Moreover, the removal of the free trade agreement that Britain enjoyed as part of the EU (European Union) would encourage foreign companies to exit the country, leading to capital outflows.
The news of Brexit saw the British pound fall by 7% against the euro in the early morning on June 24, 2016. This fall lessened to 5.3% by noon. On the same day, the pound fell by more than 10% against the US dollar in the early morning, recovering to nearly 8% by noon. According to currency traders, these currency movements were more extreme than the ones witnessed during the 2008 financial crisis.
It’s uncertain whether this devaluation will continue, but if it does, there will be several repercussions for Britain and its trading partners.
A strong dollar would make US exports expensive for Britain and British imports cheaper for the United States. US semiconductor companies would see reduced demand from Britain. Moreover, a strong dollar would discourage British companies such as Dialog Semiconductor from acquiring US semiconductor companies.
Singapore (EWS) is a semiconductor manufacturing hub, with many multinational companies operating their fabrication facilities there. According to the Economic Development Board, Singapore’s semiconductor output rose by 16.6% in May 2016. A weaker pound could make it expensive for Britain to invest in other countries, including Singapore.
UK companies with operations in Singapore such as Dialog Semiconductor may adopt a cautious approach when investing in the country.
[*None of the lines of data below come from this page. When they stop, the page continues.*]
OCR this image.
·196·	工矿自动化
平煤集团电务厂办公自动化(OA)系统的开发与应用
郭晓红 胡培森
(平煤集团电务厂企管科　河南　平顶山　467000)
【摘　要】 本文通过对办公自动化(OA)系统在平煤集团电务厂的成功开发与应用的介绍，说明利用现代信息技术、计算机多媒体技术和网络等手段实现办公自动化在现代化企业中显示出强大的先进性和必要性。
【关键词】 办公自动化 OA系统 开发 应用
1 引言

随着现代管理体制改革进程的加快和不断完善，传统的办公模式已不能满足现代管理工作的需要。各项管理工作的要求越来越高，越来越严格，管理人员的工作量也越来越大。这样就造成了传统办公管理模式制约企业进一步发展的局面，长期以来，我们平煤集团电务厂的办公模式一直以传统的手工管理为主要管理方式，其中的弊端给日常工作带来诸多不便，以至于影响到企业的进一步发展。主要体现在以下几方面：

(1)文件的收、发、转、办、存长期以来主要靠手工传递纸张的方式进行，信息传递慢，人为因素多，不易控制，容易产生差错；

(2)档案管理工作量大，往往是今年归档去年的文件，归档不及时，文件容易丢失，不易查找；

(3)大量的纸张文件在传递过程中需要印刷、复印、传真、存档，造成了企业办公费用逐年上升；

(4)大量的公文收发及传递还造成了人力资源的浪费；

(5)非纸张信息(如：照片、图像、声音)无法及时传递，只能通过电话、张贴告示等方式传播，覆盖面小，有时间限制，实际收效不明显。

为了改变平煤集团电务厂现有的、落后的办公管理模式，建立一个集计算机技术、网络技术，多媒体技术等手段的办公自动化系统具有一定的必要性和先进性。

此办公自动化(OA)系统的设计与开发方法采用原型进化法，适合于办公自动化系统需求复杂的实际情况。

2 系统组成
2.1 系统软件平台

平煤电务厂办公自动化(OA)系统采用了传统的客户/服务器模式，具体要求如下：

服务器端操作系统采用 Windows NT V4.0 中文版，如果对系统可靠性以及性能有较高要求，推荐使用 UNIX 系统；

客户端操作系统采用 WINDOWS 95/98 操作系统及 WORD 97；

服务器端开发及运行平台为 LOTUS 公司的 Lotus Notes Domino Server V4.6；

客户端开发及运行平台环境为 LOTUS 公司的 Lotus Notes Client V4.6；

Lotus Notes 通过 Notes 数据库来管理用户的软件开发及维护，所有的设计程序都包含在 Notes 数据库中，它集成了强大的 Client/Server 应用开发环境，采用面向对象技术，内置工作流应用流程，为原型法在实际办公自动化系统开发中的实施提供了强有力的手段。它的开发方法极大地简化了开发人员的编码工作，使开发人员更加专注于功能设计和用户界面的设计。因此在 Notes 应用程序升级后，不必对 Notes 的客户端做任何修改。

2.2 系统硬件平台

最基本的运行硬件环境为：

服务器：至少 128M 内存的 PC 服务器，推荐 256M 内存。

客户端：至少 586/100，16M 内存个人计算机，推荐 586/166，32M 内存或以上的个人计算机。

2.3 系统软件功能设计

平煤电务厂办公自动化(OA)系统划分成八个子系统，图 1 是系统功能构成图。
The devaluation of the pound could encourage Korea to offer competitive pricing by proposing free trade between the two countries. However, trade of semiconductors, computers, and smartphones would see minimal impact, as they are among the 201 high-tech products that are exempt from custom duties under the World Trade Organization’s Information Technology Agreement. This could bode well for Korean companies such as Samsung (SSNLF) and SK Hynix.
While Brexit would hamper trade relations between the EU and Britain, European leaders also fear that it could create a domino effect and encourage other nations such as France, the Netherlands, Italy, and Germany to exit.
If these nations decide to exit, the semiconductor industry will be negatively impacted, especially NXP Semiconductors (NXPI). However, this is a problem for the future, and it’s unlikely to impact semiconductor stocks in the short term.